Ash Sakula operates wherever people are looking for creative design solutions to real problems in architecture, urbanism or landscape. They are imaginative, agile and friendly, dogged in the pursuit of beauty and in finding ways to do a lot with a little. They work on an unusually wide range of projects in Britain and overseas, including regeneration, he arts, education, creative industries, housing and public space.
The Big Picture
They are interested in the specific culture of a project and that is always their point of arrival and source of inspiration. They involve clients and users from the start, when ideas are fluid but particular enough to stimulate debate.
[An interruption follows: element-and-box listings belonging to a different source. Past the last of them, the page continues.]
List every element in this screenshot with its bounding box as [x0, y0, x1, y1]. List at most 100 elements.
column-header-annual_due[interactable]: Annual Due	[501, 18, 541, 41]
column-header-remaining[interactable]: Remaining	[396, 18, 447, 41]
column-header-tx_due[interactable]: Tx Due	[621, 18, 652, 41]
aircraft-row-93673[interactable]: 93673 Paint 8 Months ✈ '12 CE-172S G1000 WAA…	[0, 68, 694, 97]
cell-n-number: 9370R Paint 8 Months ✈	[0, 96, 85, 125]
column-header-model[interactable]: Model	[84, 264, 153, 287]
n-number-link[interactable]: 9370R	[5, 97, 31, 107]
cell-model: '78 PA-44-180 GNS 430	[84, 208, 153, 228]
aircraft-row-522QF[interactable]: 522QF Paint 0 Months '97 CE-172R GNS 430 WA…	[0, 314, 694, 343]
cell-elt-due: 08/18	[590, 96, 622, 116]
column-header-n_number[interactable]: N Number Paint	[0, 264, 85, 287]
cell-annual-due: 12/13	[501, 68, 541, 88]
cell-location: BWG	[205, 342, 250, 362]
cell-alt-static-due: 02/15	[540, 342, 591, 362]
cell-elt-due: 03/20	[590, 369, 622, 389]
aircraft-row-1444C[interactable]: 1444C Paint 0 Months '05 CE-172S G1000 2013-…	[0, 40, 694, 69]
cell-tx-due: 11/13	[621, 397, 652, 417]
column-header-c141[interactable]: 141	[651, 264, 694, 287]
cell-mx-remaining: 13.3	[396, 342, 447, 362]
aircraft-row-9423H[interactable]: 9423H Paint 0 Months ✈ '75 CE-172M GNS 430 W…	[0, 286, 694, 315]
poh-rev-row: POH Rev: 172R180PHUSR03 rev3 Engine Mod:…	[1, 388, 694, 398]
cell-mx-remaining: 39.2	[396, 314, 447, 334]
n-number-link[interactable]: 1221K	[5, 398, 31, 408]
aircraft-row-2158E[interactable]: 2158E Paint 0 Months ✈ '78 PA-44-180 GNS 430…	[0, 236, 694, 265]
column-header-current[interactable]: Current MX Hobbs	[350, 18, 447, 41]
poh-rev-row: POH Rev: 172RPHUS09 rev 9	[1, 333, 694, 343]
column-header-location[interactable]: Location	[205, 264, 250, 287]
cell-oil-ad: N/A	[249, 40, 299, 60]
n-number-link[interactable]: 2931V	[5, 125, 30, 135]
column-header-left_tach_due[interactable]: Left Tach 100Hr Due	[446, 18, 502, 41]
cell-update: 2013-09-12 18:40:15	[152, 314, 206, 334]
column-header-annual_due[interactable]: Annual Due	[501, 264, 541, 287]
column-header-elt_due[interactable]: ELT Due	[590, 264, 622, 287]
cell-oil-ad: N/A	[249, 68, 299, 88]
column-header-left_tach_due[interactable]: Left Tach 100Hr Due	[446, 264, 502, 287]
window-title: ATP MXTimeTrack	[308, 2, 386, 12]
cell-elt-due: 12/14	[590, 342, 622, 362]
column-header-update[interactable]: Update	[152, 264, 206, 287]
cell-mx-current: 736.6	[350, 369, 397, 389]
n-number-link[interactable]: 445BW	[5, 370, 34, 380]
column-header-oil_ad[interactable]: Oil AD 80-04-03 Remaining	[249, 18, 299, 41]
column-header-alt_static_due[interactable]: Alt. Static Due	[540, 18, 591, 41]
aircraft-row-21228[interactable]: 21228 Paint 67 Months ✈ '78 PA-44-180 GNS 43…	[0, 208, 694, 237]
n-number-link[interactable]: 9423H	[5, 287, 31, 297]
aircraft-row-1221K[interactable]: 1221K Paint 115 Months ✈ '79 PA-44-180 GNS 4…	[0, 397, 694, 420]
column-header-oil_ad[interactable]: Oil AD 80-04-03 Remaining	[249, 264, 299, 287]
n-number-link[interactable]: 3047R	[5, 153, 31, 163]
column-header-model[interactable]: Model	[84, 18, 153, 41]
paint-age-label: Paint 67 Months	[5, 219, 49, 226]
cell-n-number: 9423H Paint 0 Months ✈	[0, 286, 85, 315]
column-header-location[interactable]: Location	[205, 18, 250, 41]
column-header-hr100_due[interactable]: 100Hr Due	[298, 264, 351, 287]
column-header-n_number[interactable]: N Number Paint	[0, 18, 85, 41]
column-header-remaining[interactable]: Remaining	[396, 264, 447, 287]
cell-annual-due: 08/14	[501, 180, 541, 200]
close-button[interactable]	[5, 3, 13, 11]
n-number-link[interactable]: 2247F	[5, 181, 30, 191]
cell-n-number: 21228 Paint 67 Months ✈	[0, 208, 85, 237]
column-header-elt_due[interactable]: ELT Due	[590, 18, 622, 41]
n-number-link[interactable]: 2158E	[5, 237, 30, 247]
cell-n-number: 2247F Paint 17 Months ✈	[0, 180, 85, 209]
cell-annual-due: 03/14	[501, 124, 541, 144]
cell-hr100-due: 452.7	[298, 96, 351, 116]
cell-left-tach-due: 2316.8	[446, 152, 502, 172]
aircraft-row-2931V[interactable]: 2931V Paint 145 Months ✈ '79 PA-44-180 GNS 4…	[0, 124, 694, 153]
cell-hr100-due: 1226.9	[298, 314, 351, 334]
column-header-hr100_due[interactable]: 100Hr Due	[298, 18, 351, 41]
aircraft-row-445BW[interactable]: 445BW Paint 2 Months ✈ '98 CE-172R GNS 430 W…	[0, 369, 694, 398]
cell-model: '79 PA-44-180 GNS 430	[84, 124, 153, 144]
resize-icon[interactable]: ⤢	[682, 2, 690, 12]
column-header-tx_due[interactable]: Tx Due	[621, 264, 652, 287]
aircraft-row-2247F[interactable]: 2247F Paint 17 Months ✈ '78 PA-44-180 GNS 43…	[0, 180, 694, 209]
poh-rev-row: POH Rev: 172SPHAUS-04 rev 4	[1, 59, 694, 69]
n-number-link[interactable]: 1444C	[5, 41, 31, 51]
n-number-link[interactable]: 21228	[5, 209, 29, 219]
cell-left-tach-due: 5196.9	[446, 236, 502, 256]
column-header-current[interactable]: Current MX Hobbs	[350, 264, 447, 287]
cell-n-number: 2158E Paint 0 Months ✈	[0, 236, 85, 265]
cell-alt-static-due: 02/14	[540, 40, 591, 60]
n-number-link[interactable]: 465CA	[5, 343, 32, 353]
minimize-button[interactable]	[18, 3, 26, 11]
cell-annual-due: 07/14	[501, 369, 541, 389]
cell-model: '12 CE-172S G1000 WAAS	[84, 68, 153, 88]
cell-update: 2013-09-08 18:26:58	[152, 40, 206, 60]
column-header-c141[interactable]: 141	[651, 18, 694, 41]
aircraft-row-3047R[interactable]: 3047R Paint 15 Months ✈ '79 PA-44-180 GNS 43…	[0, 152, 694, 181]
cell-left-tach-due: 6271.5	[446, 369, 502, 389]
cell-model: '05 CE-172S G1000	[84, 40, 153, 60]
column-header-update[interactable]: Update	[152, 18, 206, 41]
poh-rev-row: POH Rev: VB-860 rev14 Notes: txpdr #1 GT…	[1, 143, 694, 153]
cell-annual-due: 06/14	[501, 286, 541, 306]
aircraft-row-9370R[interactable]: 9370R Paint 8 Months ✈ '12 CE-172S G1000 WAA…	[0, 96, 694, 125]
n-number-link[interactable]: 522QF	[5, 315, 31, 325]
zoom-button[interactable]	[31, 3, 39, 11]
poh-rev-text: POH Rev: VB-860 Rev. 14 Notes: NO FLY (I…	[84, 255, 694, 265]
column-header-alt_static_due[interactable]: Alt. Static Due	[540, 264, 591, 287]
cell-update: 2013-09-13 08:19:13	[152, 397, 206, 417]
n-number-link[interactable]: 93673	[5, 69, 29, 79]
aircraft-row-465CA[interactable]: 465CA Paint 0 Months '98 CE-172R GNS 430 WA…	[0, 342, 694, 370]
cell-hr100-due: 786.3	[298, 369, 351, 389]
They enjoy the challenge of testing the brief to its limits and a trampoline of strong opinion to work with. They are also curious and energetic in pursuing design options but opinionated and decisive when the time comes to move forward.
The Inside Picture
Lots of our energy goes into finding a sensory calm, equilibrium in scale, and the right visual ‘loudness’ for the elements of our architecture. Equally as important are the tactile qualities of the materials they suggest, the way sounds live and die in a space, the way a room smells when you walk in to it. They make sure that things that slide slide, things that shine don’t buzz, and that water stays in the right places. They pursue constructional innovation at the same time as often rediscovering the cleverness and relevance of traditional solutions. Sometimes they are phantom architects whose interventions are nearly invisible.
The Longer Picture
Feedback loops and continuing relationships are vital in architectural development. Each project learns from the one before. The best way to achieve sustainability is not simply to choose ‘green’ materials but to recognise that building is by its nature a counter ecology.
There is a need to make buildings that are clever enough, flexible enough and simple enough to outlive transient uses. This approach makes best use of the embodied energy of a building: the current view of life expectancy in architecture is too short.